Катя, выводя эти строчки, все поглядывала на Россохатского, будто спрашивала: «А разумеешь ли, Андрюша, всю хитрую усмешку слов? А коли так — не грусти, милый!»
В этот вечер, как обычно, легли спать с наступлением темноты, жарко истопив печь и все же зная, что ее тепла не хватит до зари. Коптилку не зажигали. Медвежий жир подходил к концу, и Хабара лишь в особых случаях разрешал пользоваться плошкой, в которой плавал самодельный фитилек.
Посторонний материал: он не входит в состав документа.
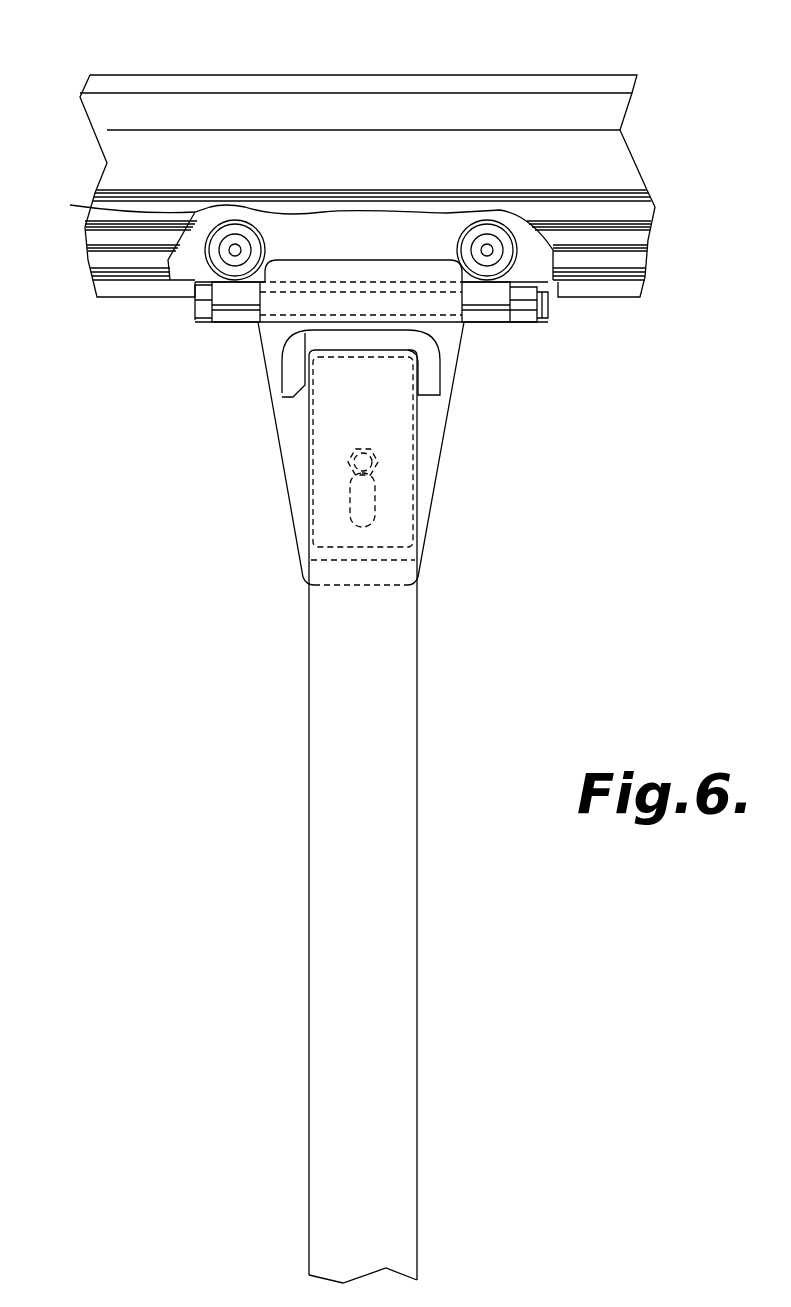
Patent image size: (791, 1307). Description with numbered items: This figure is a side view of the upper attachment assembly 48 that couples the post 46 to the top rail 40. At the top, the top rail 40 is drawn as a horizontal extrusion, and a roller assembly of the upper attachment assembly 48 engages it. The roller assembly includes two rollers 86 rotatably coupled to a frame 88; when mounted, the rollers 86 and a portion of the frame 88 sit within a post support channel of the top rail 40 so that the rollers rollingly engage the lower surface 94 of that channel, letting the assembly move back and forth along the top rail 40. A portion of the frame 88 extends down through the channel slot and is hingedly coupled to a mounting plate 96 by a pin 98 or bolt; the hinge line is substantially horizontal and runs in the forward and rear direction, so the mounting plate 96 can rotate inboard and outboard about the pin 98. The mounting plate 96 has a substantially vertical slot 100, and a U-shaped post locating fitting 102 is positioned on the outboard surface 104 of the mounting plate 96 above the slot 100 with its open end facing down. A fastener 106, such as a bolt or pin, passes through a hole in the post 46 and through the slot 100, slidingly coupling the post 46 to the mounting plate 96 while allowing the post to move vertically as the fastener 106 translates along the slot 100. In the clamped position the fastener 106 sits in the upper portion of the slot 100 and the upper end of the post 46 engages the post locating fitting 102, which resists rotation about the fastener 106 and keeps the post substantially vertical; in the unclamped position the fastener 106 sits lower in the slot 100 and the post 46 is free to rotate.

The top rail 40 is at (538, 75).
The post 46 is at (316, 903).
The upper attachment assembly 48 is at (215, 395).
The rollers 86 is at (207, 223).
The frame 88 is at (347, 237).
The lower surface 94 is at (548, 290).
The mounting plate 96 is at (443, 470).
The pin 98 is at (193, 323).
The slot 100 is at (373, 492).
The post locating fitting 102 is at (447, 343).
The outboard surface 104 is at (300, 418).
The fastener 106 is at (380, 447).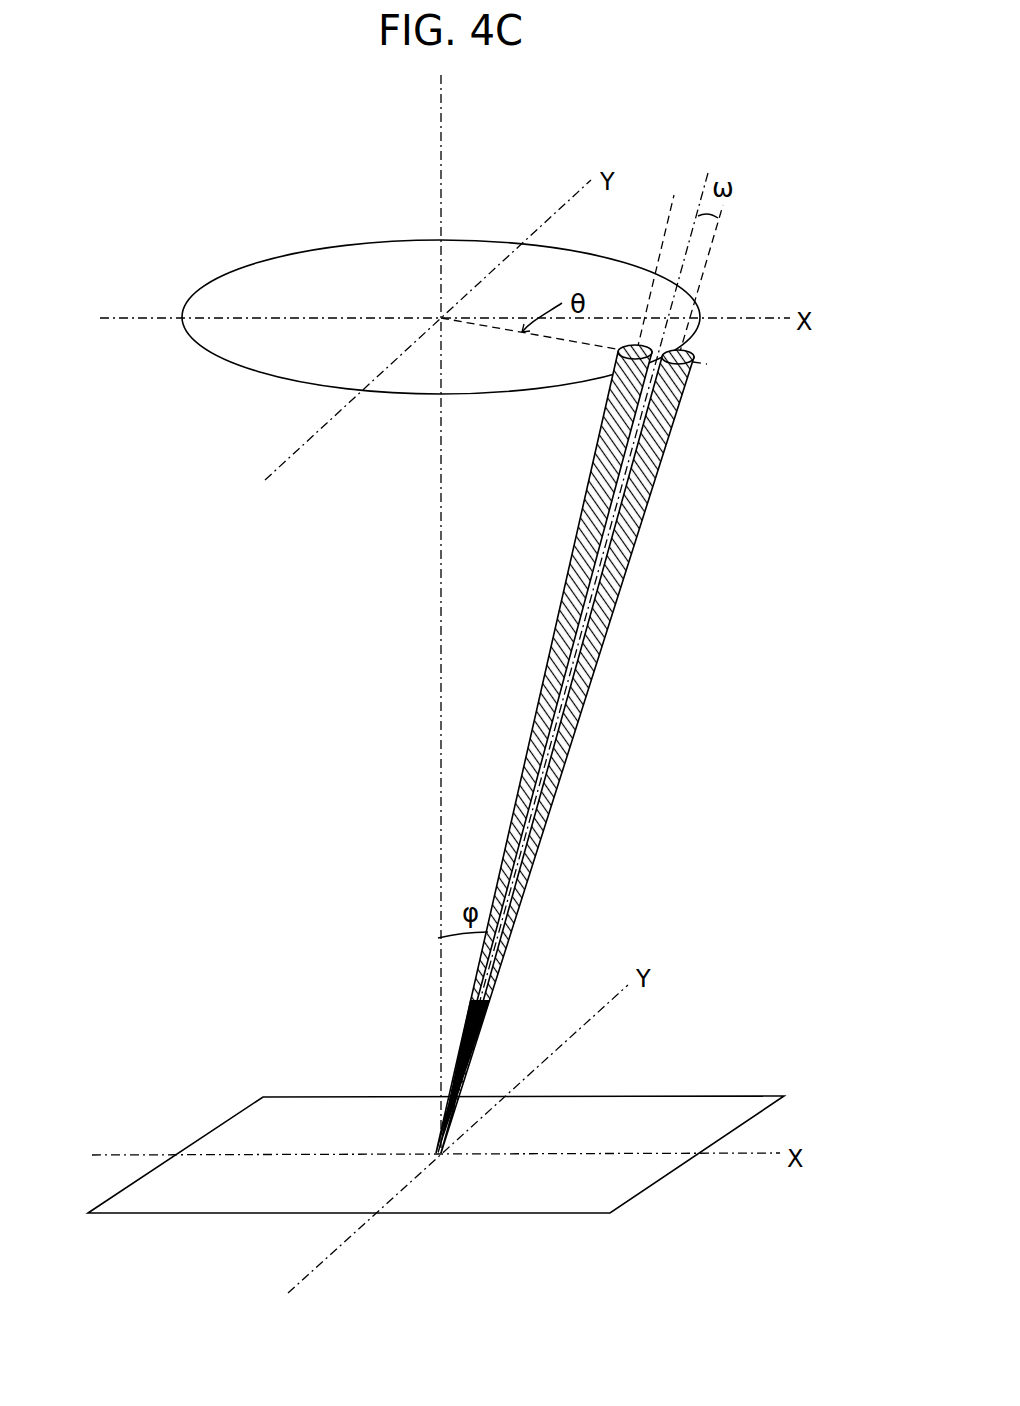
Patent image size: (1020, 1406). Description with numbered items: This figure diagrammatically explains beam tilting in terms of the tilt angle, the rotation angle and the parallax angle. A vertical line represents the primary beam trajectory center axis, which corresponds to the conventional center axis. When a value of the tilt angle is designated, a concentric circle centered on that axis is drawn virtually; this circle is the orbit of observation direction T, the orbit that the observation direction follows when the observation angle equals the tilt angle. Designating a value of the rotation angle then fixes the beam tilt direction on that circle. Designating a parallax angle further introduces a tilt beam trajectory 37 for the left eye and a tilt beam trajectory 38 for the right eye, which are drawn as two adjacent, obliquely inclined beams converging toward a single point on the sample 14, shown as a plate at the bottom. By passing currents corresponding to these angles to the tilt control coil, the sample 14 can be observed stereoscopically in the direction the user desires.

Даже Мефодий не возражал против запрета: черт с ним, со светом, была бы жратва!
Лежали на узких нарах в густой, как мазут, темноте.
Катя поманила Андрея к себе в закуток, часто дышала ему в губы, и Россохатскому казалось: он чувствует жар ее тела через толстые и грубые одежды. И все-таки никак не отвечал ей. Да — боже мой! — разве ж он не хотел поменяться с ней ласками, обнять ее, целовать бессчетно эти тугие и чистые, как зимняя облепиха, губы! Но ведь нельзя же, нехорошо это и нечестно здесь, в казарме, с чужим затаенным дыханием!
Утро не принесло никаких перемен в их жизни, и вся работа была — подмести избу, запастись топливом, накормить коня.
Катя, улучив минуту, когда никого не оказалось вокруг, шепнула Андрею:
— Пойдем в баньку жить. Пойдем, милый… Измаялась я…
— Нет, — не согласился он. — Не по-божески это.
Она вспыхнула, сузила глаза, кинула с внезапной злостью:
— Боишься, баба!
Сотник хотел огрызнуться — «Черт с тобой, дура, идем!» — но сдержался и, обняв ее, проворчал:
— Радость на час — не праздник навек, Катя. И плохо это. Другим горько.
Кириллова внезапно взяла его за руку, долго разглаживала синеватые жилки на кисти, сказала будто подломившимся голосом:
— Не досадуй, прошу тя. Это на меня любовное поглупение нашло.
— Ну, что ты! — ласково отозвался он. — Я теперь никогда не сержусь на тебя, Катя.
И ему казалось, что он говорит правду, а может, это и была правда.
Торчать весь день в избе становилось невмоготу, и люди, махнув рукой на метель, исчезали за дверью.
Дин, случалось, уходил на рассвете и появлялся лишь вечером, внезапно и бесшумно, как всегда. Иногда он отдавал Кате глухаря или зайца, сшибленных в тайге, но чаще приходил с пустыми руками и молча подсаживался к огню, никому ничего не объясняя.
Гришка тоже отлучался из дома, однако не стрелял вовсе. Может, он искал в глуши медвежью берлогу, может, Чашу на Шумаке, а может, просто не позволял своим ногам лениться.
Один Мефодий никуда не ходил, торчал у печи или спал, мрачнея час от часу. На ворчанье Хабары, утверждавшего, что Дикой беспременно заболеет цингой, одноглазый не обращал внимания. Изредка он отбрехивался: больше спишь — меньше жрешь.
Хабара как-то вернулся из тайги с вязанкой кедрового стланика. Чуть не полдня колдовал возле печки, готовя из хвои зеленовато-коричневое зелье. Затем заставил всех пить отвар — по его словам — верное средство от хвори. Глотать горьковатую бурду было противно, но и цинга не сладкая штука, что поделаешь?
Коню было хуже, чем людям. Андрей почти знал: Зефира точит порча, или скука, или плохая еда. Сколько мог, берег жеребца, но лаской коня не накормишь, — худой и потускневший, он почти не трогал корма и мерз, вяло постукивая в землю сарая стершимися подковами.
Сотник время от времени прогуливал жеребца подле зимовья, чтоб не застаивался. И все же с грустью видел: конь гибнет. В больших, когда-то блестевших силой и удалью глазах жеребца теперь гнездились смертная тоска и усталость. Чем же мог помочь ему хозяин в этой снежной дыре?
Уреза́ли потихоньку дневной артельный паек. Мука́ кончалась, на исходе были медвежатина и оленина. Из кедровых орешков делали молочко, растирая ядра с водой, порой просто грызли орехи; пили сок облепихи. На всех этих запасов от силы хватит еще на месяц, а что дальше?